# Last one to post, ⭐️✨ WINS! ✨⭐️



## Chris P Bacon (Feb 18, 2022)

Pretty simple concept here, just be the last one 
to post a message here and you’re the winner!

So far, my chances are looking good, I’m in 1st
place! Can _*YOU*_ be the last one to post!


----------



## hollydolly (Feb 19, 2022)

We used to have this on the last forum ( just for clarity this forum used to have another version, until it was upgraded to this one we use now)... ..it's never ending thread..


----------



## Sparky (Feb 19, 2022)

Yes @hollydolly, we did have that game once before, but another one was started here...

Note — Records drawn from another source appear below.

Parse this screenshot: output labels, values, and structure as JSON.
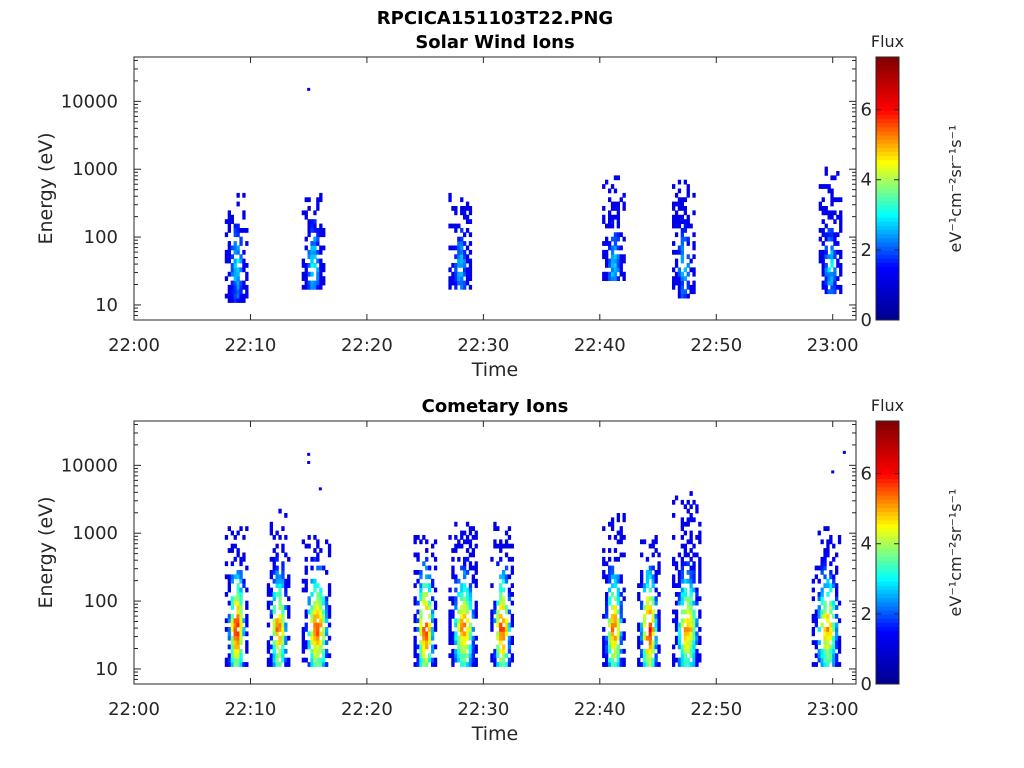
{
  "figure_title": "RPCICA151103T22.PNG",
  "colormap": {
    "name": "jet",
    "stops": [
      "#00008f",
      "#0000ff",
      "#00ffff",
      "#ffff00",
      "#ff0000",
      "#800000"
    ]
  },
  "chart_data": [
    {
      "type": "heatmap",
      "title": "Solar Wind Ions",
      "xlabel": "Time",
      "ylabel": "Energy (eV)",
      "xlim": [
        "22:00",
        "23:02"
      ],
      "x_ticks": [
        "22:00",
        "22:10",
        "22:20",
        "22:30",
        "22:40",
        "22:50",
        "23:00"
      ],
      "ylim": [
        6,
        45000
      ],
      "yscale": "log",
      "y_ticks": [
        "10",
        "100",
        "1000",
        "10000"
      ],
      "y_tick_values": [
        10,
        100,
        1000,
        10000
      ],
      "colorbar": {
        "label_top": "Flux",
        "label_side": "eV⁻¹cm⁻²sr⁻¹s⁻¹",
        "ticks": [
          "0",
          "2",
          "4",
          "6"
        ],
        "range": [
          0,
          7.5
        ]
      },
      "bursts": [
        {
          "t_start": 22.13,
          "t_end": 22.16,
          "e_min": 11,
          "e_max": 550,
          "flux_max": 3.2
        },
        {
          "t_start": 22.24,
          "t_end": 22.27,
          "e_min": 16,
          "e_max": 420,
          "flux_max": 3.3
        },
        {
          "t_start": 22.45,
          "t_end": 22.48,
          "e_min": 17,
          "e_max": 500,
          "flux_max": 3.0
        },
        {
          "t_start": 22.67,
          "t_end": 22.7,
          "e_min": 22,
          "e_max": 760,
          "flux_max": 3.1
        },
        {
          "t_start": 22.77,
          "t_end": 22.8,
          "e_min": 12,
          "e_max": 680,
          "flux_max": 3.0
        },
        {
          "t_start": 22.98,
          "t_end": 23.01,
          "e_min": 15,
          "e_max": 1100,
          "flux_max": 3.2
        }
      ],
      "isolated_points": [
        {
          "t": "22:15",
          "energy": 15000,
          "flux": 1.3
        }
      ]
    },
    {
      "type": "heatmap",
      "title": "Cometary Ions",
      "xlabel": "Time",
      "ylabel": "Energy (eV)",
      "xlim": [
        "22:00",
        "23:02"
      ],
      "x_ticks": [
        "22:00",
        "22:10",
        "22:20",
        "22:30",
        "22:40",
        "22:50",
        "23:00"
      ],
      "ylim": [
        6,
        45000
      ],
      "yscale": "log",
      "y_ticks": [
        "10",
        "100",
        "1000",
        "10000"
      ],
      "y_tick_values": [
        10,
        100,
        1000,
        10000
      ],
      "colorbar": {
        "label_top": "Flux",
        "label_side": "eV⁻¹cm⁻²sr⁻¹s⁻¹",
        "ticks": [
          "0",
          "2",
          "4",
          "6"
        ],
        "range": [
          0,
          7.5
        ]
      },
      "bursts": [
        {
          "t_start": 22.13,
          "t_end": 22.16,
          "e_min": 11,
          "e_max": 1800,
          "flux_max": 6.2
        },
        {
          "t_start": 22.19,
          "t_end": 22.22,
          "e_min": 11,
          "e_max": 2200,
          "flux_max": 5.8
        },
        {
          "t_start": 22.24,
          "t_end": 22.28,
          "e_min": 11,
          "e_max": 1000,
          "flux_max": 6.0
        },
        {
          "t_start": 22.4,
          "t_end": 22.43,
          "e_min": 11,
          "e_max": 900,
          "flux_max": 6.3
        },
        {
          "t_start": 22.45,
          "t_end": 22.49,
          "e_min": 11,
          "e_max": 1400,
          "flux_max": 5.6
        },
        {
          "t_start": 22.51,
          "t_end": 22.54,
          "e_min": 11,
          "e_max": 1400,
          "flux_max": 6.1
        },
        {
          "t_start": 22.67,
          "t_end": 22.7,
          "e_min": 11,
          "e_max": 1900,
          "flux_max": 5.9
        },
        {
          "t_start": 22.72,
          "t_end": 22.75,
          "e_min": 11,
          "e_max": 900,
          "flux_max": 6.4
        },
        {
          "t_start": 22.77,
          "t_end": 22.81,
          "e_min": 11,
          "e_max": 4200,
          "flux_max": 5.5
        },
        {
          "t_start": 22.97,
          "t_end": 23.01,
          "e_min": 11,
          "e_max": 1300,
          "flux_max": 5.4
        }
      ],
      "isolated_points": [
        {
          "t": "22:15",
          "energy": 14500,
          "flux": 1.3
        },
        {
          "t": "22:15",
          "energy": 11000,
          "flux": 1.3
        },
        {
          "t": "22:16",
          "energy": 4500,
          "flux": 1.3
        },
        {
          "t": "23:01",
          "energy": 15500,
          "flux": 1.3
        },
        {
          "t": "23:00",
          "energy": 8000,
          "flux": 1.3
        }
      ]
    }
  ]
}
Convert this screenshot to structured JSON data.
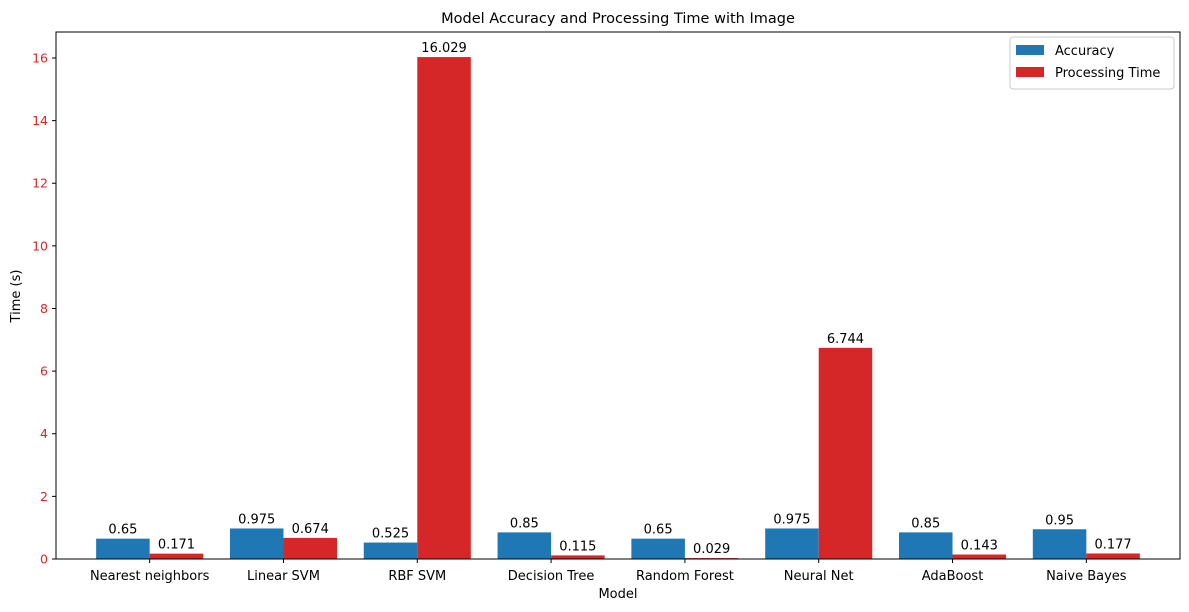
{
  "chart_data": {
    "type": "bar",
    "title": "Model Accuracy and Processing Time with Image",
    "xlabel": "Model",
    "ylabel": "Time (s)",
    "ylim": [
      0,
      16.83
    ],
    "yticks": [
      0,
      2,
      4,
      6,
      8,
      10,
      12,
      14,
      16
    ],
    "grid": false,
    "legend_position": "top-right",
    "categories": [
      "Nearest neighbors",
      "Linear SVM",
      "RBF SVM",
      "Decision Tree",
      "Random Forest",
      "Neural Net",
      "AdaBoost",
      "Naive Bayes"
    ],
    "series": [
      {
        "name": "Accuracy",
        "color": "#1f77b4",
        "values": [
          0.65,
          0.975,
          0.525,
          0.85,
          0.65,
          0.975,
          0.85,
          0.95
        ],
        "labels": [
          "0.65",
          "0.975",
          "0.525",
          "0.85",
          "0.65",
          "0.975",
          "0.85",
          "0.95"
        ]
      },
      {
        "name": "Processing Time",
        "color": "#d62728",
        "values": [
          0.171,
          0.674,
          16.029,
          0.115,
          0.029,
          6.744,
          0.143,
          0.177
        ],
        "labels": [
          "0.171",
          "0.674",
          "16.029",
          "0.115",
          "0.029",
          "6.744",
          "0.143",
          "0.177"
        ]
      }
    ],
    "ylabel_color": "#d62728",
    "ytick_color": "#d62728"
  }
}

https://www.seniorforums.com/threads/last-one-too-post-wins.48181/


----------



## JustBonee (Feb 20, 2022)

Not  again .....


----------



## hollydolly (Feb 20, 2022)

Bonnie said:


> Not  again .....


don't start....


----------



## Chris P Bacon (Feb 20, 2022)




----------



## RFW (Feb 20, 2022)

I'm sure I'll win because I'm launching all nukes after posting this.
Good night and godspeed.


----------



## Sunny (Feb 21, 2022)

No one wins until we get to the end of the world.


----------



## Pink Biz (Feb 21, 2022)




----------



## hollydolly (Feb 21, 2022)

still here....


----------



## Pink Biz (Feb 22, 2022)

Me too!


----------



## hollydolly (Feb 22, 2022)

Cool avatar @Pink Biz


----------



## Pink Biz (Feb 23, 2022)

Thanks @hollydolly!


----------



## hollydolly (Feb 23, 2022)

You're welcome...


----------



## JustBonee (Feb 23, 2022)




----------



## hollydolly (Feb 25, 2022)

Glorious sunshine today... very warm in the car... no doubt it'll be colder tonight


----------